Ciclista morreu após rompimento de aneurisma cerebral, diz Politec

O laudo cadavérico da Polícia Técnico Científica (Politec) revelou que a morte do serviços gerais Eliel Pereira Brito, de 33 anos, não foi decorrente de uma ataque cardíaco, como se presumiu inicialmente, mas, sim, em razão de um Acidente Vascular Cerebral (AVC), hemorrágico, provocado pelo  rompimento de um aneurisma cerebral.

É o que detalhou no laudo o médico legista Dilson Ferreira. Eliel morreu por volta de 7h40 de segunda-feira (19) após cair da bicicleta que ele pedalava pela rua José Adilson Pinto Pereira, bairro Infraero I, zona norte de Macapá. O homem havia saído do bairro Açaí e seguia para o trabalho quando passou mal.
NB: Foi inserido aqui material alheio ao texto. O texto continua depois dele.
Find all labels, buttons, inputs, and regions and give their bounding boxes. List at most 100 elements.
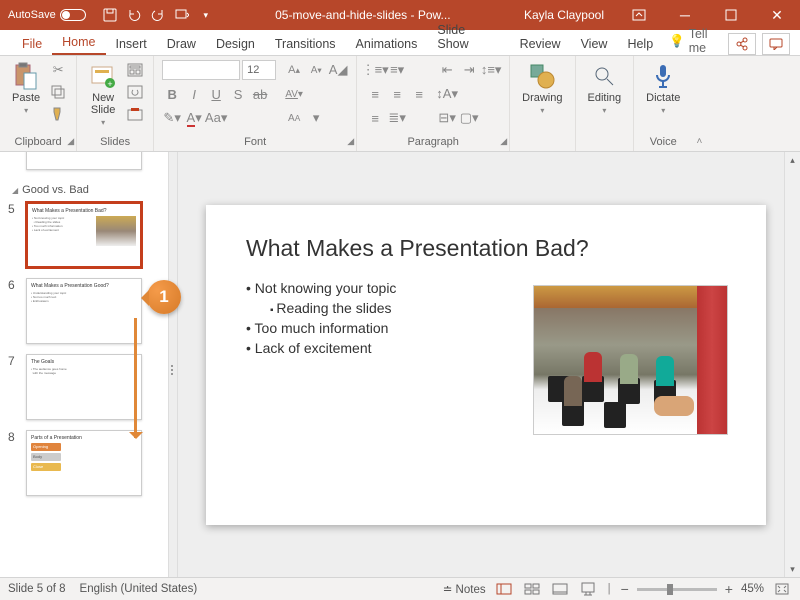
panel-splitter[interactable]: [168, 152, 178, 577]
zoom-in-icon[interactable]: +: [725, 581, 733, 597]
tutorial-callout: 1: [147, 280, 181, 314]
copy-icon[interactable]: [48, 82, 68, 102]
clear-format-icon[interactable]: A◢: [328, 60, 348, 80]
tell-me-search[interactable]: 💡 Tell me: [669, 27, 728, 55]
italic-button[interactable]: I: [184, 84, 204, 104]
sorter-view-icon[interactable]: [522, 581, 542, 597]
zoom-slider[interactable]: [637, 588, 717, 591]
ribbon-options-icon[interactable]: [616, 0, 662, 30]
dialog-launcher-icon[interactable]: ◢: [500, 136, 507, 147]
smartart-icon[interactable]: ▢▾: [459, 108, 479, 128]
increase-font-icon[interactable]: A▴: [284, 60, 304, 80]
tab-animations[interactable]: Animations: [346, 33, 428, 55]
scroll-up-icon[interactable]: ▴: [785, 152, 800, 168]
group-drawing: Drawing ▾: [510, 56, 575, 151]
thumbnail-slide-5[interactable]: 5 What Makes a Presentation Bad?• Not kn…: [8, 202, 160, 268]
find-icon: [590, 62, 618, 90]
tab-slideshow[interactable]: Slide Show: [427, 19, 509, 55]
font-family-dropdown[interactable]: [162, 60, 240, 80]
slide-thumbnails-panel: 4 What kinds of PowerPoints can the mess…: [0, 152, 168, 577]
section-header[interactable]: Good vs. Bad: [8, 180, 160, 202]
language-indicator[interactable]: English (United States): [80, 583, 198, 595]
minimize-icon[interactable]: ─: [662, 0, 708, 30]
comments-button[interactable]: [762, 33, 790, 55]
superscript-icon[interactable]: AA: [284, 108, 304, 128]
close-icon[interactable]: ✕: [754, 0, 800, 30]
notes-button[interactable]: ≐ Notes: [443, 582, 486, 596]
shapes-icon: [528, 62, 556, 90]
tab-insert[interactable]: Insert: [106, 33, 157, 55]
dictate-button[interactable]: Dictate ▾: [642, 60, 684, 117]
tab-view[interactable]: View: [571, 33, 618, 55]
normal-view-icon[interactable]: [494, 581, 514, 597]
title-bar: AutoSave ▾ 05-move-and-hide-slides - Pow…: [0, 0, 800, 30]
editing-dropdown[interactable]: Editing ▾: [584, 60, 626, 117]
vertical-scrollbar[interactable]: ▴ ▾: [784, 152, 800, 577]
font-size-dropdown[interactable]: 12: [242, 60, 276, 80]
align-text-icon[interactable]: ⊟▾: [437, 108, 457, 128]
scroll-down-icon[interactable]: ▾: [785, 561, 800, 577]
shadow-button[interactable]: S: [228, 84, 248, 104]
underline-button[interactable]: U: [206, 84, 226, 104]
dialog-launcher-icon[interactable]: ◢: [347, 136, 354, 147]
tab-draw[interactable]: Draw: [157, 33, 206, 55]
undo-icon[interactable]: [126, 7, 142, 23]
user-name[interactable]: Kayla Claypool: [512, 8, 616, 22]
maximize-icon[interactable]: [708, 0, 754, 30]
bullets-icon[interactable]: ⋮≡▾: [365, 60, 385, 80]
tab-help[interactable]: Help: [617, 33, 663, 55]
fit-to-window-icon[interactable]: [772, 581, 792, 597]
start-from-beginning-icon[interactable]: [174, 7, 190, 23]
group-slides: + New Slide ▾ Slides: [77, 56, 154, 151]
tab-home[interactable]: Home: [52, 31, 105, 55]
justify-icon[interactable]: ≡: [365, 108, 385, 128]
share-button[interactable]: [728, 33, 756, 55]
align-center-icon[interactable]: ≡: [387, 84, 407, 104]
zoom-level[interactable]: 45%: [741, 583, 764, 595]
decrease-indent-icon[interactable]: ⇤: [437, 60, 457, 80]
section-icon[interactable]: [125, 104, 145, 124]
line-spacing-icon[interactable]: ↕≡▾: [481, 60, 501, 80]
highlight-icon[interactable]: ✎▾: [162, 108, 182, 128]
slide-counter[interactable]: Slide 5 of 8: [8, 583, 66, 595]
tab-review[interactable]: Review: [510, 33, 571, 55]
slide-content[interactable]: What Makes a Presentation Bad? Not knowi…: [206, 205, 766, 525]
increase-indent-icon[interactable]: ⇥: [459, 60, 479, 80]
reset-icon[interactable]: [125, 82, 145, 102]
subscript-icon[interactable]: ▾: [306, 108, 326, 128]
slide-title: What Makes a Presentation Bad?: [246, 235, 726, 262]
numbering-icon[interactable]: ≡▾: [387, 60, 407, 80]
tab-design[interactable]: Design: [206, 33, 265, 55]
zoom-out-icon[interactable]: −: [621, 581, 629, 597]
group-font: 12 B I U S ab ✎▾ A▾ Aa▾ A▴ A▾: [154, 56, 357, 151]
change-case-icon[interactable]: Aa▾: [206, 108, 226, 128]
align-left-icon[interactable]: ≡: [365, 84, 385, 104]
decrease-font-icon[interactable]: A▾: [306, 60, 326, 80]
thumbnail-slide-7[interactable]: 7 The Goals• The audience goes home with…: [8, 354, 160, 420]
columns-icon[interactable]: ≣▾: [387, 108, 407, 128]
redo-icon[interactable]: [150, 7, 166, 23]
drawing-dropdown[interactable]: Drawing ▾: [518, 60, 566, 117]
reading-view-icon[interactable]: [550, 581, 570, 597]
strikethrough-button[interactable]: ab: [250, 84, 270, 104]
text-direction-icon[interactable]: ↕A▾: [437, 84, 457, 104]
qat-dropdown-icon[interactable]: ▾: [198, 7, 214, 23]
layout-icon[interactable]: [125, 60, 145, 80]
bold-button[interactable]: B: [162, 84, 182, 104]
slideshow-view-icon[interactable]: [578, 581, 598, 597]
format-painter-icon[interactable]: [48, 104, 68, 124]
paste-button[interactable]: Paste ▾: [8, 60, 44, 117]
char-spacing-icon[interactable]: AV▾: [284, 84, 304, 104]
save-icon[interactable]: [102, 7, 118, 23]
font-color-icon[interactable]: A▾: [184, 108, 204, 128]
dialog-launcher-icon[interactable]: ◢: [67, 136, 74, 147]
thumbnail-slide-4[interactable]: 4 What kinds of PowerPoints can the mess…: [8, 152, 160, 170]
new-slide-button[interactable]: + New Slide ▾: [85, 60, 121, 129]
tab-transitions[interactable]: Transitions: [265, 33, 346, 55]
collapse-ribbon-icon[interactable]: ˄: [692, 56, 706, 151]
tab-file[interactable]: File: [12, 33, 52, 55]
align-right-icon[interactable]: ≡: [409, 84, 429, 104]
cut-icon[interactable]: ✂: [48, 60, 68, 80]
thumbnail-slide-6[interactable]: 6 What Makes a Presentation Good?• Under…: [8, 278, 160, 344]
autosave-toggle[interactable]: AutoSave: [8, 9, 86, 21]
“Ele seguia normal ai na frente e de repente caiu da bicicleta. Corremos para chamar os policiais ai no quartel. Foi muito rápido”, disse o pedreiro Carlos Lacerda, de 32 anos, que seguia em outra bicicleta logo atrás.

A equipe do Serviço de Atendimento Móvel de Urgência (SAMU) foi acionada para prestar socorro. “Utilizamos todos os protocolos no sentido de reanimar o paciente. Permanecemos por cerca de 20 minutos, mas infelizmente ele acabou morrendo”, disse a médica Caroline Campos. O corpo foi removido para a Politec onde passou por necropsia. Eliel foi velado pelos parentes em uma igreja no bairro São Lázaro. O sepultamento ocorreu na manhã desta terça-feira (20) no cemitério São Francisco de Assis, às margens da BR-210.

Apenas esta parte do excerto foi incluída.